SanlamConnect’s site

Sanlam’s do-it-yourself financial planning site, SanlamConnect (www.sanlamconnect.co.za), enables you to see a range of outcomes on a savings goal. These simulations are part of a financial planning tool that includes your life assurance and retirement needs. However, you can also use it to help you plan for a savings goal alone, although your savings target date must be at least five years hence, so it is not suitable for shorter-term goals.

To use the site, you need to register and set a password, and fill in a few personal details in the “My profile” section. You need all these if you are going to use the site to plan and invest in Sanlam’s products. Otherwise, you do not need to supply all the details requested. Filling in your income and expenses is useful, though, because this will help the site to identify if your savings plan is affordable.

Use the “Journey director” to get through the steps. You have to “Identify your needs” and “Prioritise your needs”, before detailing your “Existing financial products”.

You can either enter the details of your existing savings products or ask Sanlam to identify them for you, even if they are with other institutions. For Sanlam to search for these products, you need to give it permission to do so using your identity number. We did not test this facility, but Sanlam warns that while it should take a few minutes, it could take up to 24 hours.

Clicking on “Recommendation” gives you an analysis of your existing savings and whether they will achieve your goal.

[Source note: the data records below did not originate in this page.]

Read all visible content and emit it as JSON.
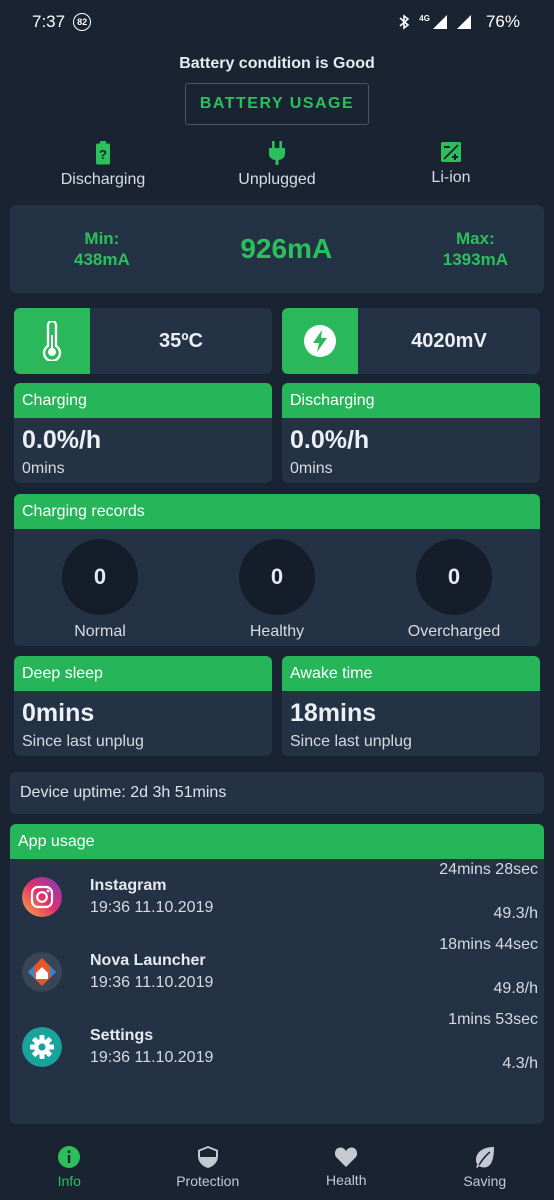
{
  "status_bar": {
    "time": "7:37",
    "notification_count": "82",
    "network": "4G",
    "battery": "76%"
  },
  "header": {
    "condition": "Battery condition is Good",
    "usage_button": "BATTERY USAGE"
  },
  "battery_status": [
    {
      "icon": "battery-unknown-icon",
      "label": "Discharging"
    },
    {
      "icon": "plug-icon",
      "label": "Unplugged"
    },
    {
      "icon": "battery-type-icon",
      "label": "Li-ion"
    }
  ],
  "current": {
    "min_label": "Min:",
    "min_value": "438mA",
    "value": "926mA",
    "max_label": "Max:",
    "max_value": "1393mA"
  },
  "temperature": {
    "icon": "thermometer-icon",
    "value": "35ºC"
  },
  "voltage": {
    "icon": "bolt-icon",
    "value": "4020mV"
  },
  "charging": {
    "title": "Charging",
    "rate": "0.0%/h",
    "time": "0mins"
  },
  "discharging": {
    "title": "Discharging",
    "rate": "0.0%/h",
    "time": "0mins"
  },
  "records": {
    "title": "Charging records",
    "items": [
      {
        "value": "0",
        "label": "Normal"
      },
      {
        "value": "0",
        "label": "Healthy"
      },
      {
        "value": "0",
        "label": "Overcharged"
      }
    ]
  },
  "deep_sleep": {
    "title": "Deep sleep",
    "value": "0mins",
    "sub": "Since last unplug"
  },
  "awake": {
    "title": "Awake time",
    "value": "18mins",
    "sub": "Since last unplug"
  },
  "uptime": "Device uptime: 2d 3h 51mins",
  "app_usage": {
    "title": "App usage",
    "apps": [
      {
        "name": "Instagram",
        "date": "19:36 11.10.2019",
        "time": "24mins 28sec",
        "rate": "49.3/h",
        "icon": "instagram-icon"
      },
      {
        "name": "Nova Launcher",
        "date": "19:36 11.10.2019",
        "time": "18mins 44sec",
        "rate": "49.8/h",
        "icon": "nova-launcher-icon"
      },
      {
        "name": "Settings",
        "date": "19:36 11.10.2019",
        "time": "1mins 53sec",
        "rate": "4.3/h",
        "icon": "settings-gear-icon"
      }
    ]
  },
  "nav": [
    {
      "label": "Info",
      "icon": "info-icon",
      "active": true
    },
    {
      "label": "Protection",
      "icon": "shield-icon",
      "active": false
    },
    {
      "label": "Health",
      "icon": "heart-icon",
      "active": false
    },
    {
      "label": "Saving",
      "icon": "leaf-icon",
      "active": false
    }
  ],
  "colors": {
    "accent": "#2cc05b",
    "background": "#1a2332",
    "card": "#243246"
  }
}
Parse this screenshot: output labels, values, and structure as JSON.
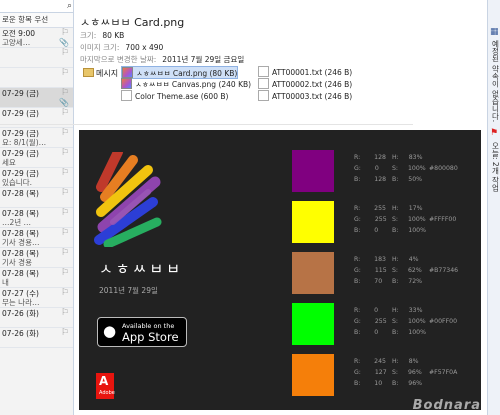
{
  "mail_list": {
    "sort_label": "로운 항목 우선",
    "items": [
      {
        "date": "오전 9:00",
        "snippet": "고양세…",
        "icon": "flag-outline-icon",
        "icon2": "attachment-icon",
        "selected": false
      },
      {
        "date": "",
        "snippet": "",
        "icon": "flag-outline-icon",
        "icon2": "",
        "selected": false
      },
      {
        "date": "",
        "snippet": "",
        "icon": "flag-outline-icon",
        "icon2": "",
        "selected": false
      },
      {
        "date": "07-29 (금)",
        "snippet": "",
        "icon": "flag-outline-icon",
        "icon2": "attachment-icon",
        "selected": true
      },
      {
        "date": "07-29 (금)",
        "snippet": "",
        "icon": "flag-outline-icon",
        "icon2": "",
        "selected": false
      },
      {
        "date": "07-29 (금)",
        "snippet": "요: 8/1(월)…",
        "icon": "flag-outline-icon",
        "icon2": "",
        "selected": false
      },
      {
        "date": "07-29 (금)",
        "snippet": "세요",
        "icon": "flag-outline-icon",
        "icon2": "",
        "selected": false
      },
      {
        "date": "07-29 (금)",
        "snippet": "있습니다.",
        "icon": "flag-outline-icon",
        "icon2": "",
        "selected": false
      },
      {
        "date": "07-28 (목)",
        "snippet": "",
        "icon": "flag-outline-icon",
        "icon2": "",
        "selected": false
      },
      {
        "date": "07-28 (목)",
        "snippet": "…2년 …",
        "icon": "flag-outline-icon",
        "icon2": "",
        "selected": false
      },
      {
        "date": "07-28 (목)",
        "snippet": "기사 경용…",
        "icon": "flag-outline-icon",
        "icon2": "",
        "selected": false
      },
      {
        "date": "07-28 (목)",
        "snippet": "기사 경용",
        "icon": "flag-outline-icon",
        "icon2": "",
        "selected": false
      },
      {
        "date": "07-28 (목)",
        "snippet": "내",
        "icon": "flag-outline-icon",
        "icon2": "",
        "selected": false
      },
      {
        "date": "07-27 (수)",
        "snippet": "무는 나라…",
        "icon": "flag-outline-icon",
        "icon2": "",
        "selected": false
      },
      {
        "date": "07-26 (화)",
        "snippet": "",
        "icon": "flag-outline-icon",
        "icon2": "",
        "selected": false
      },
      {
        "date": "07-26 (화)",
        "snippet": "",
        "icon": "flag-outline-icon",
        "icon2": "",
        "selected": false
      }
    ]
  },
  "right_panel": {
    "appointments_label": "예정된 약속이 없습니다.",
    "tasks_label": "오늘: 2개 작업"
  },
  "message": {
    "title": "ㅅㅎㅆㅂㅂ Card.png",
    "size_label": "크기:",
    "size_value": "80 KB",
    "dims_label": "이미지 크기:",
    "dims_value": "700 x 490",
    "modified_label": "마지막으로 변경한 날짜:",
    "modified_value": "2011년 7월 29일 금요일",
    "message_label": "메시지",
    "attachments": [
      {
        "name": "ㅅㅎㅆㅂㅂ Card.png (80 KB)",
        "type": "png",
        "selected": true
      },
      {
        "name": "ㅅㅎㅆㅂㅂ Canvas.png (240 KB)",
        "type": "png",
        "selected": false
      },
      {
        "name": "Color Theme.ase (600 B)",
        "type": "file",
        "selected": false
      },
      {
        "name": "ATT00001.txt (246 B)",
        "type": "txt",
        "selected": false
      },
      {
        "name": "ATT00002.txt (246 B)",
        "type": "txt",
        "selected": false
      },
      {
        "name": "ATT00003.txt (246 B)",
        "type": "txt",
        "selected": false
      }
    ]
  },
  "card": {
    "brand": "ㅅㅎㅆㅂㅂ",
    "date": "2011년 7월 29일",
    "appstore_line1": "Available on the",
    "appstore_line2": "App Store",
    "adobe_text": "Adobe",
    "swatches": [
      {
        "color": "#800080",
        "r": "128",
        "g": "0",
        "b": "128",
        "h": "83%",
        "s": "100%",
        "bv": "50%",
        "hex": "#800080"
      },
      {
        "color": "#FFFF00",
        "r": "255",
        "g": "255",
        "b": "0",
        "h": "17%",
        "s": "100%",
        "bv": "100%",
        "hex": "#FFFF00"
      },
      {
        "color": "#B77346",
        "r": "183",
        "g": "115",
        "b": "70",
        "h": "4%",
        "s": "62%",
        "bv": "72%",
        "hex": "#B77346"
      },
      {
        "color": "#00FF00",
        "r": "0",
        "g": "255",
        "b": "0",
        "h": "33%",
        "s": "100%",
        "bv": "100%",
        "hex": "#00FF00"
      },
      {
        "color": "#F57F0A",
        "r": "245",
        "g": "127",
        "b": "10",
        "h": "8%",
        "s": "96%",
        "bv": "96%",
        "hex": "#F57F0A"
      }
    ]
  },
  "watermark": "Bodnara"
}
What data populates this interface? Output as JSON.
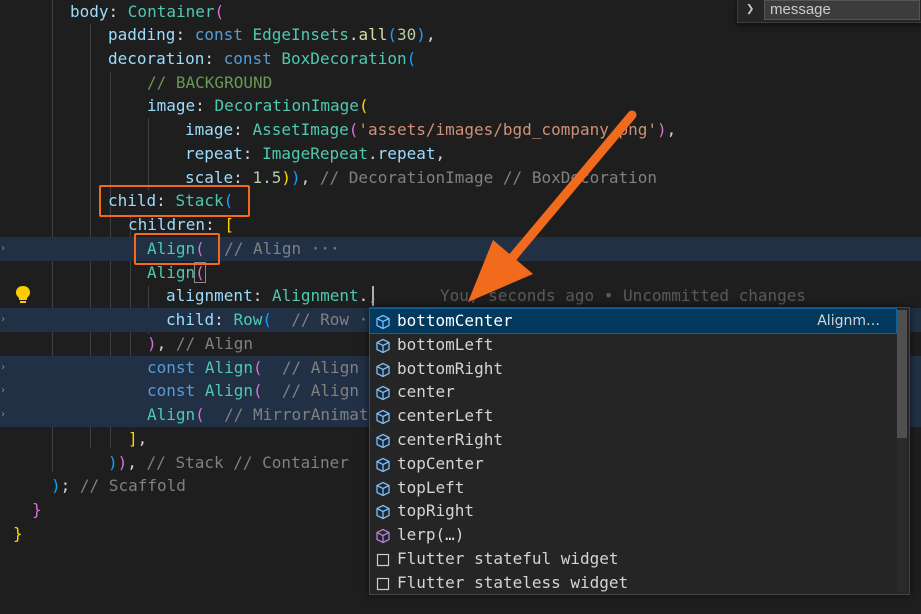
{
  "code": {
    "l1_prop": "body",
    "l1_type": "Container",
    "l2_prop": "padding",
    "l2_kw": "const",
    "l2_type": "EdgeInsets",
    "l2_fn": "all",
    "l2_num": "30",
    "l3_prop": "decoration",
    "l3_kw": "const",
    "l3_type": "BoxDecoration",
    "l4_comment": "// BACKGROUND",
    "l5_prop": "image",
    "l5_type": "DecorationImage",
    "l6_prop": "image",
    "l6_type": "AssetImage",
    "l6_str": "'assets/images/bgd_company.png'",
    "l7_prop": "repeat",
    "l7_type": "ImageRepeat",
    "l7_val": "repeat",
    "l8_prop": "scale",
    "l8_num": "1.5",
    "l8_label": "// DecorationImage // BoxDecoration",
    "l9_prop": "child",
    "l9_type": "Stack",
    "l10_prop": "children",
    "l11_type": "Align",
    "l11_label": "// Align ···",
    "l12_type": "Align",
    "l13_prop": "alignment",
    "l13_type": "Alignment",
    "l13_ghost": "You, seconds ago • Uncommitted changes",
    "l14_prop": "child",
    "l14_type": "Row",
    "l14_label": "// Row ···",
    "l15_label": "// Align",
    "l16_kw": "const",
    "l16_type": "Align",
    "l16_label": "// Align ···",
    "l17_kw": "const",
    "l17_type": "Align",
    "l17_label": "// Align ···",
    "l18_type": "Align",
    "l18_label": "// MirrorAnimati",
    "l20_label": "// Stack // Container",
    "l21_label": "// Scaffold"
  },
  "find_widget": {
    "value": "message"
  },
  "suggestions": {
    "items": [
      {
        "label": "bottomCenter",
        "detail": "Alignm…",
        "icon": "cube-icon",
        "selected": true
      },
      {
        "label": "bottomLeft",
        "icon": "cube-icon"
      },
      {
        "label": "bottomRight",
        "icon": "cube-icon"
      },
      {
        "label": "center",
        "icon": "cube-icon"
      },
      {
        "label": "centerLeft",
        "icon": "cube-icon"
      },
      {
        "label": "centerRight",
        "icon": "cube-icon"
      },
      {
        "label": "topCenter",
        "icon": "cube-icon"
      },
      {
        "label": "topLeft",
        "icon": "cube-icon"
      },
      {
        "label": "topRight",
        "icon": "cube-icon"
      },
      {
        "label": "lerp(…)",
        "icon": "method-cube-icon"
      },
      {
        "label": "Flutter stateful widget",
        "icon": "snippet-icon"
      },
      {
        "label": "Flutter stateless widget",
        "icon": "snippet-icon"
      }
    ]
  },
  "colors": {
    "annotation": "#f26b1d",
    "selection": "#04395e",
    "field_icon": "#75beff",
    "method_icon": "#b180d7"
  }
}
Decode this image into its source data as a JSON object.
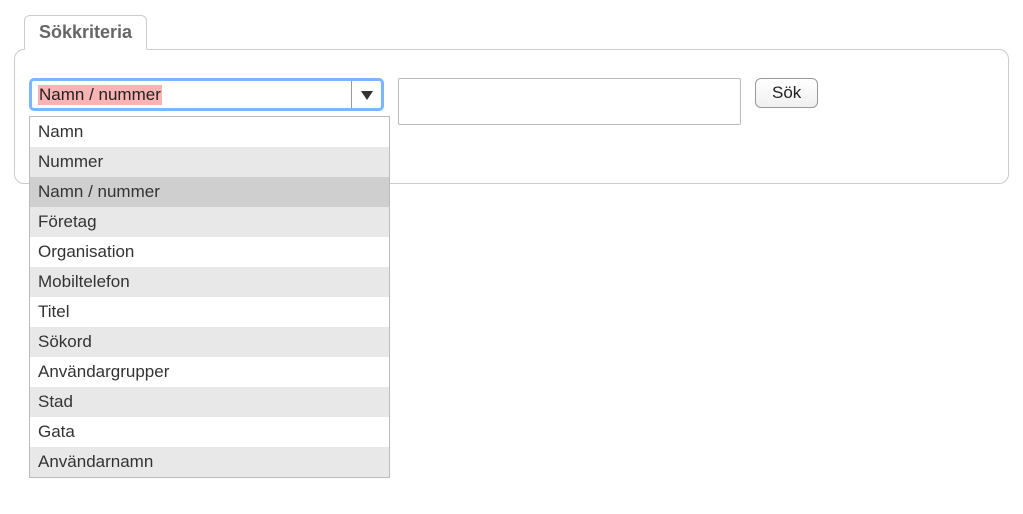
{
  "tab": {
    "label": "Sökkriteria"
  },
  "combo": {
    "selected": "Namn / nummer",
    "options": [
      "Namn",
      "Nummer",
      "Namn / nummer",
      "Företag",
      "Organisation",
      "Mobiltelefon",
      "Titel",
      "Sökord",
      "Användargrupper",
      "Stad",
      "Gata",
      "Användarnamn"
    ]
  },
  "search_input": {
    "value": ""
  },
  "search_button": {
    "label": "Sök"
  }
}
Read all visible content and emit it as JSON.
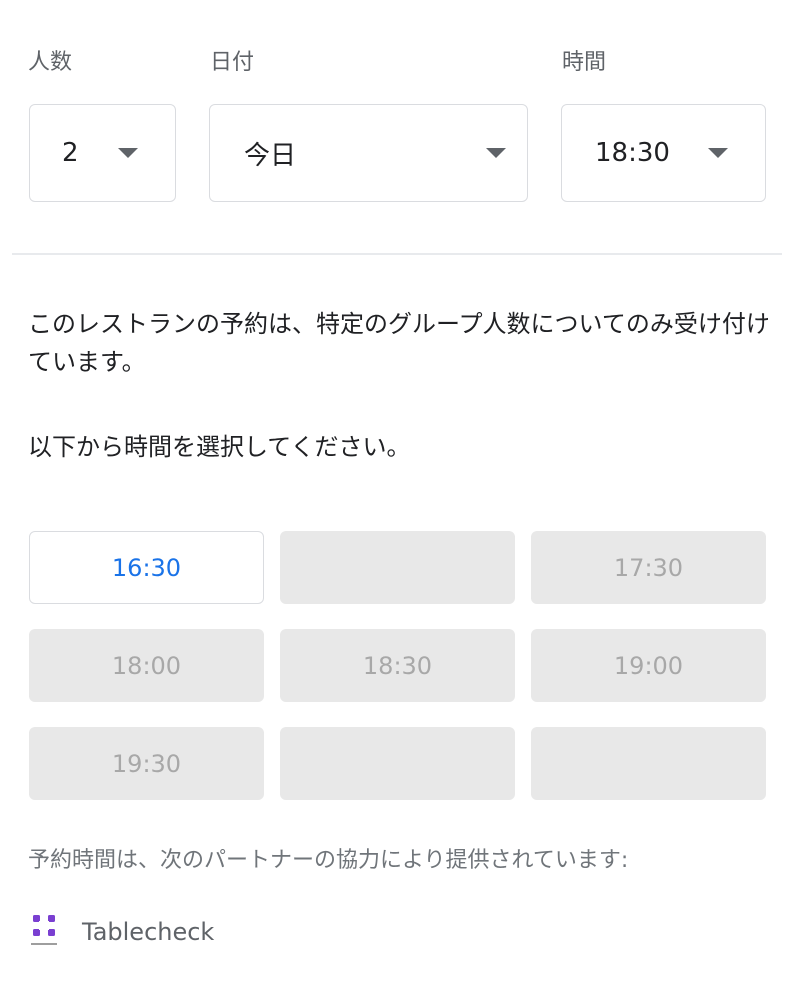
{
  "labels": {
    "party_size": "人数",
    "date": "日付",
    "time": "時間"
  },
  "selects": {
    "party_size": "2",
    "date": "今日",
    "time": "18:30"
  },
  "notice": "このレストランの予約は、特定のグループ人数についてのみ受け付けています。",
  "instruction": "以下から時間を選択してください。",
  "slots": [
    {
      "label": "16:30",
      "state": "available"
    },
    {
      "label": "",
      "state": "disabled"
    },
    {
      "label": "17:30",
      "state": "disabled"
    },
    {
      "label": "18:00",
      "state": "disabled"
    },
    {
      "label": "18:30",
      "state": "disabled"
    },
    {
      "label": "19:00",
      "state": "disabled"
    },
    {
      "label": "19:30",
      "state": "disabled"
    },
    {
      "label": "",
      "state": "disabled"
    },
    {
      "label": "",
      "state": "disabled"
    }
  ],
  "partner": {
    "text": "予約時間は、次のパートナーの協力により提供されています:",
    "name": "Tablecheck",
    "logo_icon": "tablecheck-logo-icon",
    "logo_color": "#7a3fd1"
  },
  "colors": {
    "accent": "#1a73e8",
    "disabled_bg": "#e8e8e8",
    "disabled_text": "#a8a8a8"
  }
}
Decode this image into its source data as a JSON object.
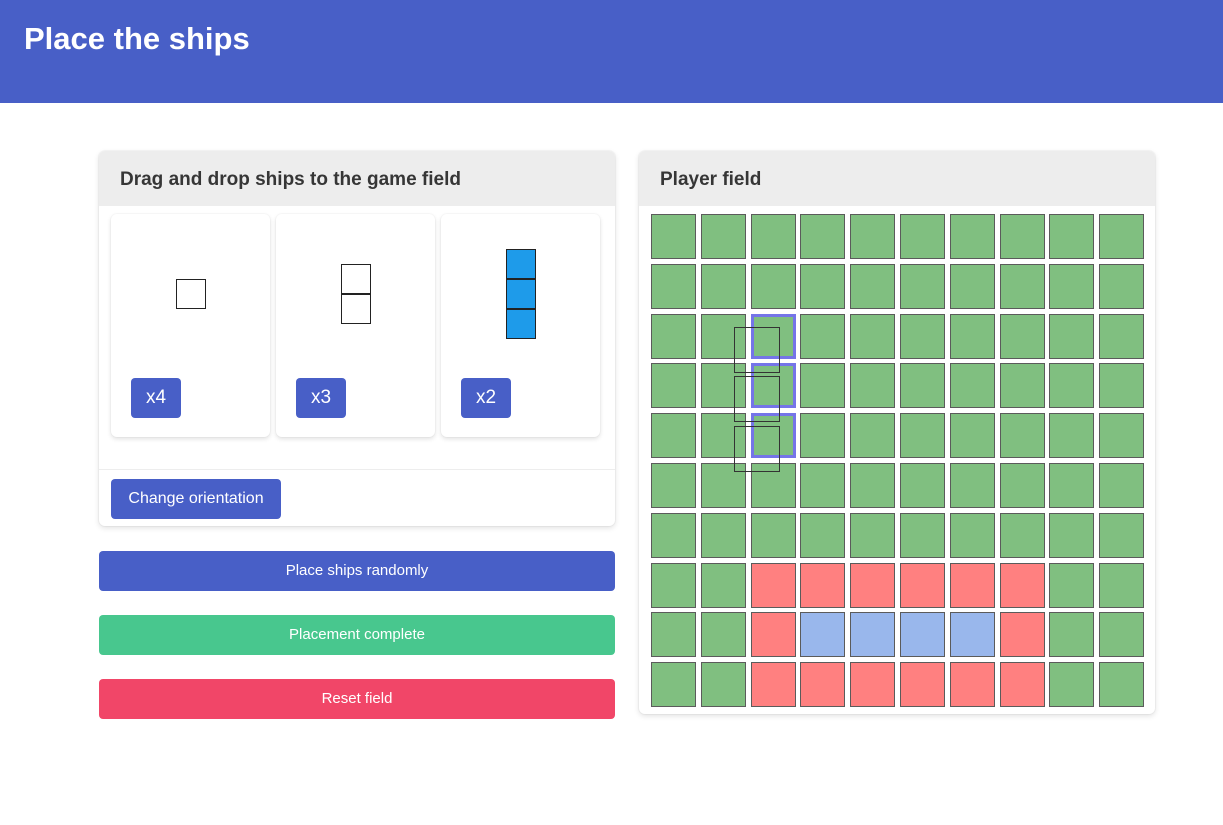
{
  "header": {
    "title": "Place the ships"
  },
  "ships_panel": {
    "title": "Drag and drop ships to the game field",
    "ships": [
      {
        "size": 1,
        "count_label": "x4",
        "selected": false
      },
      {
        "size": 2,
        "count_label": "x3",
        "selected": false
      },
      {
        "size": 3,
        "count_label": "x2",
        "selected": true
      }
    ],
    "change_orientation_label": "Change orientation"
  },
  "actions": {
    "random_label": "Place ships randomly",
    "complete_label": "Placement complete",
    "reset_label": "Reset field"
  },
  "player_field": {
    "title": "Player field",
    "rows": [
      [
        "water",
        "water",
        "water",
        "water",
        "water",
        "water",
        "water",
        "water",
        "water",
        "water"
      ],
      [
        "water",
        "water",
        "water",
        "water",
        "water",
        "water",
        "water",
        "water",
        "water",
        "water"
      ],
      [
        "water",
        "water",
        "hover",
        "water",
        "water",
        "water",
        "water",
        "water",
        "water",
        "water"
      ],
      [
        "water",
        "water",
        "hover",
        "water",
        "water",
        "water",
        "water",
        "water",
        "water",
        "water"
      ],
      [
        "water",
        "water",
        "hover",
        "water",
        "water",
        "water",
        "water",
        "water",
        "water",
        "water"
      ],
      [
        "water",
        "water",
        "water",
        "water",
        "water",
        "water",
        "water",
        "water",
        "water",
        "water"
      ],
      [
        "water",
        "water",
        "water",
        "water",
        "water",
        "water",
        "water",
        "water",
        "water",
        "water"
      ],
      [
        "water",
        "water",
        "blocked",
        "blocked",
        "blocked",
        "blocked",
        "blocked",
        "blocked",
        "water",
        "water"
      ],
      [
        "water",
        "water",
        "blocked",
        "ship",
        "ship",
        "ship",
        "ship",
        "blocked",
        "water",
        "water"
      ],
      [
        "water",
        "water",
        "blocked",
        "blocked",
        "blocked",
        "blocked",
        "blocked",
        "blocked",
        "water",
        "water"
      ]
    ]
  },
  "colors": {
    "primary": "#485fc7",
    "success": "#48c78e",
    "danger": "#f14668",
    "water": "#80bf80",
    "blocked": "#ff8080",
    "placed_ship": "#99b7ec",
    "selected_ship": "#1e9bea",
    "hover_border": "#7575e8"
  }
}
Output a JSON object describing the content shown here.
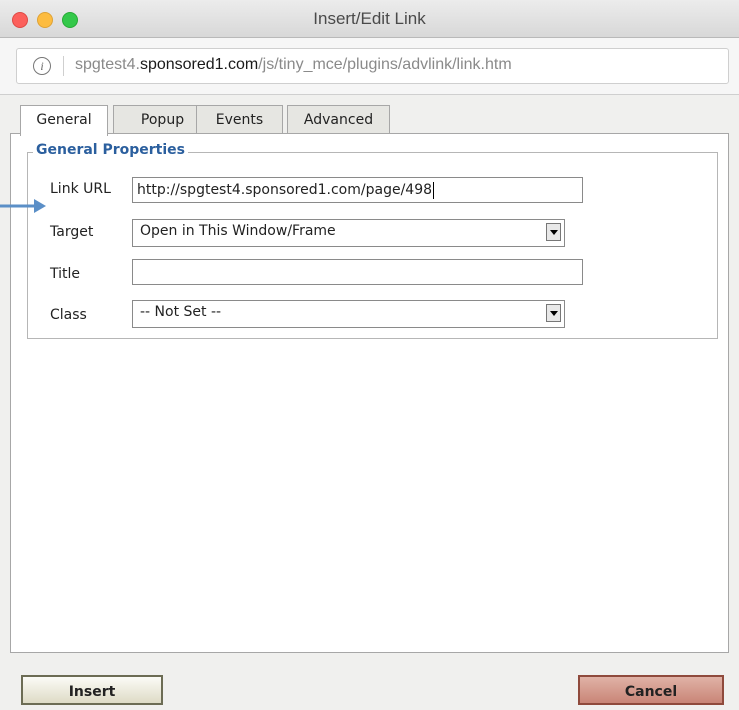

If not, it also gives you a recommendation to meet your need, stating how much you will need to save at a particular risk level and with either no increase in contributions or an inflation-linked one. Five risk levels from low (10 percent allocation to equities) to high (up to 75 percent in equities) are used, each with its own return assumptions.

Click on the “What-if scenarios” to see a graph showing the recommendations and the likely outcomes, depending on the actual investment returns. This shows how likely it is that you will achieve your goal, given the risks taken. Then, on a second graph, you can change the investment amount, alternate between a level or an inflation-linked increase in your savings contributions, change the level of risk and the investment period, and/or add a one-off investment to see what impact any of these scenarios will have on your savings goal illustrated in graphical form.

Once the planning is in place, the really hard part starts: keeping to your savings plan. Hopefully, setting a manageable goal and seeing your progress to it will be motivation enough to keep you going throughout your investment term.